Southcross Energy Partners, L.P. Announces Unaudited Consolidated Earnings and Operating Results for the Second Quarter and Six Months Ended June 30, 2017; Provides Capital Expenditures Guidance for the Full Year 2017
For the six months, the company reported revenue was $323,436,000 compared with $244,428,000 for the same period in the last year. Loss from operations was $7,373,000 compared with income from operations of $2,048,000 for the same period in the last year. Loss before income tax was $31,251,000 compared with $22,918,000 for the same period in the last year. Net loss attributable to partners was $31,283,000 compared with $22,941,000 for the same period in the last year. Basic and diluted loss per common unit was $0.39 compared with $0.38 for the same period in the last year. Net cash provided by operating activities was $11,284,000 compared with $29,948,000 for the same period in the last year. Capital expenditure was $12,936,000 compared with $12,479,000 for the same period in the last year. Adjusted EBITDA was $35,088,000 compared with $36,295,000 for the same period in the last year.
For the quarter, the company reported average volume of processed gas was 267 MMcf/d compared to 319 MMcf/d a year ago. Average volume of NGLs produced was 32,945 Bbls/d compared to 35,912 Bbls/d a year ago.
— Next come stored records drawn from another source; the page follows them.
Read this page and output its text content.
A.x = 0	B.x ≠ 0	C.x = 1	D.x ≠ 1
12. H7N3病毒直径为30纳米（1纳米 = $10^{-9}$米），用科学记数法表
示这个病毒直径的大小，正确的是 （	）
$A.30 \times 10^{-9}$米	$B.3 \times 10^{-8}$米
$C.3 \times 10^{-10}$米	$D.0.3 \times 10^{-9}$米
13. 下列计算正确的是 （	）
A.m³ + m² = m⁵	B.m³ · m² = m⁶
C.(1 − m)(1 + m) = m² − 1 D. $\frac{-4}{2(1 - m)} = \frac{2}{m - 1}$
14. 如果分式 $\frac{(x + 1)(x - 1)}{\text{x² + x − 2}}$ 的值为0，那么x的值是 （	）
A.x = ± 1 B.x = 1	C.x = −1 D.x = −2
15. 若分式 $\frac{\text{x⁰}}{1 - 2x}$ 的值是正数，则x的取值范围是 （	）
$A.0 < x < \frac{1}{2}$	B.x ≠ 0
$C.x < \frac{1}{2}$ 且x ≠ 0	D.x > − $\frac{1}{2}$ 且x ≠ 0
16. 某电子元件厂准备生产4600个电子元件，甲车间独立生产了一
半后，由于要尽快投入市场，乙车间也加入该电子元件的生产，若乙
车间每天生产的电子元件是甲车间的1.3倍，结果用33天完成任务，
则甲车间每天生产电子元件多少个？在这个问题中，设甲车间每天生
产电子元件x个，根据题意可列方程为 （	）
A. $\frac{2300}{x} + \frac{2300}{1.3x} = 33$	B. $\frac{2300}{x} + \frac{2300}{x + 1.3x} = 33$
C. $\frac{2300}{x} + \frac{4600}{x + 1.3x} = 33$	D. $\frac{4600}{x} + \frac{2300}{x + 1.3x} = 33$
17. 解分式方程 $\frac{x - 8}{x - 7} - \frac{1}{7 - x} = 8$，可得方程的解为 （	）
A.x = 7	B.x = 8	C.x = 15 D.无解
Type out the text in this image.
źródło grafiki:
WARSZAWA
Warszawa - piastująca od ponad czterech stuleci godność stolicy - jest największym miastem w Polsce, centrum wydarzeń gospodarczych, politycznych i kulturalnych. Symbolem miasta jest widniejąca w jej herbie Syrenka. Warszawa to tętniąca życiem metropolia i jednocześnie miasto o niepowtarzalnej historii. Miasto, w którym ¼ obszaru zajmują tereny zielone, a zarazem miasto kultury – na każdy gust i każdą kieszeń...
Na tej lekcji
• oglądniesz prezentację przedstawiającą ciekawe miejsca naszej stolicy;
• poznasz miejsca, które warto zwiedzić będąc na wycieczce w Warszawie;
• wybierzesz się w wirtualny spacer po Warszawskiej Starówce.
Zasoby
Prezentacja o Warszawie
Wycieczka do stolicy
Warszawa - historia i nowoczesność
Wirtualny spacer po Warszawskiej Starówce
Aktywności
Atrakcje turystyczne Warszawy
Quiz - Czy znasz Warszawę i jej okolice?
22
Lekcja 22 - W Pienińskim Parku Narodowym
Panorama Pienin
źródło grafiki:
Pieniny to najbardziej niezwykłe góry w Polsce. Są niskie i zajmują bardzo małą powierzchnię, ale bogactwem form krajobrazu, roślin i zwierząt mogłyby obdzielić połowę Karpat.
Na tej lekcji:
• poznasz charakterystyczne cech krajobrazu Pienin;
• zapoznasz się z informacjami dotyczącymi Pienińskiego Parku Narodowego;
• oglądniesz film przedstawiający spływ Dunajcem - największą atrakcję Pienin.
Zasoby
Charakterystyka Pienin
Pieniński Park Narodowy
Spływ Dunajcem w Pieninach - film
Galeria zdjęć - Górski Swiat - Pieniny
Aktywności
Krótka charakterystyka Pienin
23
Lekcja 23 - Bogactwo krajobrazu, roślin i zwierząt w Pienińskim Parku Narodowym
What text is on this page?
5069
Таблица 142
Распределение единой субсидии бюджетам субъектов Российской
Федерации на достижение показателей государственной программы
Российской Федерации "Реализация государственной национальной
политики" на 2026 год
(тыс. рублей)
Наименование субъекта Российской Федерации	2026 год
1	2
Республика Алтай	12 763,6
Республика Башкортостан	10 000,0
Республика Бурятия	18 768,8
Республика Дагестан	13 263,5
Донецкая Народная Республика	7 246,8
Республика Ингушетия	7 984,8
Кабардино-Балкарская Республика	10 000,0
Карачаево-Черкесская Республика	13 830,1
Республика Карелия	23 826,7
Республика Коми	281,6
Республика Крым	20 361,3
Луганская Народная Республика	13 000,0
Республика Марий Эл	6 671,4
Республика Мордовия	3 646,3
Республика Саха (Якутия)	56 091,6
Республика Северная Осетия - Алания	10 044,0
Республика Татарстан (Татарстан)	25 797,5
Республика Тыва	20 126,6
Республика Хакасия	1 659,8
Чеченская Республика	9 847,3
For the six months, the company reported average volume of processed gas was 262 MMcf/d compared to 331 MMcf/d a year ago. Average volume of NGLs produced was 32,092 Bbls/d compared to 37,771 Bbls/d a year ago.
Southcross continues to expect that net capital expenditures for full-year 2017, including growth and maintenance expenditures, will be in the range of $15 million to $20 million and will be limited to projects with contractually committed volumes, along with recurring maintenance spending.